Zudem handelt es sich offensichtlich um etwas “persönliches”, bei dem es eigentlich um andere Sachverhalte oder die Person und nicht um den Datenschutz geht.
Man sollte überlegen, ob hier nicht ein “vereinsschädliches Verhalten” vorliegt, wenn ein Ehrenamtler unnötig öffentlich eines Fehlverhaltens beschuldigt wird.
Es wäre ein Zeichen guter Governance, wenn hier die höheren Vereins-/Verbandsebenen vermittelnd eingreifen würden, um den Ursprungskonflikt beizulegen.
Der Datenschutz ist nur unwesentlicher Nebenschauplatz.

Der Vorwurf lautete: “Herr XX XXX hat wiederholt personenbezogene Daten von Schwimmkursteilnehmern und Erziehungsberechtigten unverschlüsselt per Mail versandt” und “Der Versand dieser Daten in unverschlüsselt Form stellt einen Verstoß gegen die Datenschutzgrundverordnung dar.”

Im Schreiben an die Miglieder heißt es weiter “Wir möchten Sie daher über den Ablauf, die Bewertung und die weiteren Maßnahmen im Umgang mit diesem Datenschutzverstoß informieren.” und

“Am 11.11.2025 haben wir den Datenschutzverstoß beim Landesdatenschutzbeauftragten angezeigt.” und

“Ein schriftlicher Verweis wurde gegenüber Herrn XX XXX ausgesprochen. Weitere rechtliche Schritte und disziplinarische Maßnahmen werden mit den entsprechenden Gremien besprochen.”.

Tatsächlich erfolgte der Versand über die vom Kreisverband eingekaufte Plattform mittels konfigurierten Wasserwacht-Mailaccount ausschließlich vereinsintern an den Geschäftsführer an dessen dienstliche Mailadresse.

Ich gehe davon aus, dass es keine Reaktion von Seiten der oder des Landesdatenschutzbeauftragten geben wird, dazu ist der “Vorfall” zu unwichtig, zumal es hier zumeist nur um Rechnungsdaten (Name, Anschrift) geht - obwohl man die “Besonderheiten, die im Schwimmkurs bei dem Kind zu beachten sind“, als Gesundheitsdaten qualifizieren könnte. Vermutlich werden aber alle Beteiligten auf eine Reaktion der Aufsicht warten und bis dahin wird nichts entschieden.
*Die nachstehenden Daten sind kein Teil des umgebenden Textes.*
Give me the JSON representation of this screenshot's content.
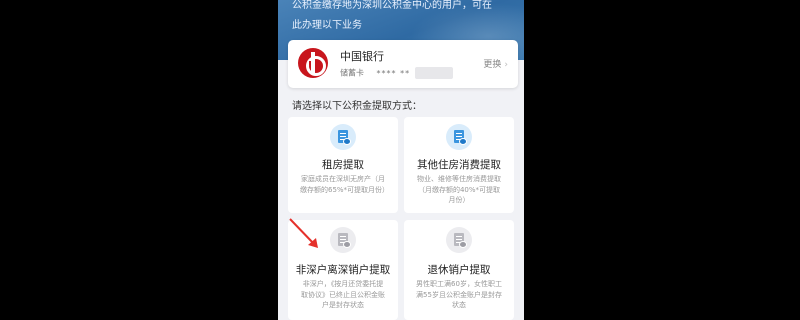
{
  "banner": {
    "line1": "公积金缴存地为深圳公积金中心的用户，可在",
    "line2": "此办理以下业务"
  },
  "bank_card": {
    "name": "中国银行",
    "card_type": "储蓄卡",
    "card_mask": "**** **",
    "change_label": "更换"
  },
  "section_title": "请选择以下公积金提取方式：",
  "options": [
    {
      "title": "租房提取",
      "desc": "家庭成员在深圳无房产（月缴存额的65%*可提取月份）",
      "icon": "house-document-icon"
    },
    {
      "title": "其他住房消费提取",
      "desc": "物业、维修等住房消费提取（月缴存额的40%*可提取月份）",
      "icon": "house-document-icon"
    },
    {
      "title": "非深户离深销户提取",
      "desc": "非深户，《按月还贷委托提取协议》已终止且公积金账户是封存状态",
      "icon": "id-card-icon"
    },
    {
      "title": "退休销户提取",
      "desc": "男性职工满60岁，女性职工满55岁且公积金账户是封存状态",
      "icon": "person-document-icon"
    }
  ],
  "colors": {
    "bank_red": "#c8161d",
    "icon_blue": "#3a95df",
    "annotation_arrow": "#e5312b"
  }
}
Das ist aber kein Zustand, Maßnahmen müssen unabhängig von einer Reaktion der Aufsicht ergriffen werden. Interessant wäre in diesem Zusammenhang der Inhalt der Meldung nach Art. 33 und zwar, welche Abhilfemaßnahmen denn seitens des Kreisverbands in Angriff genommen wurden oder werden, um eine Wiederholung eines solchen “Vorfall” zu vermeiden. Ein Verweis und disziplinarische Maßnahmen verbessern nicht den Datenschutz. Welche technischen und organisatorischen Maßnahmen hat der Keisverband ergriffen? Wurde auch eine Information der Betroffenen nach Art. 34 in Betracht gezogen?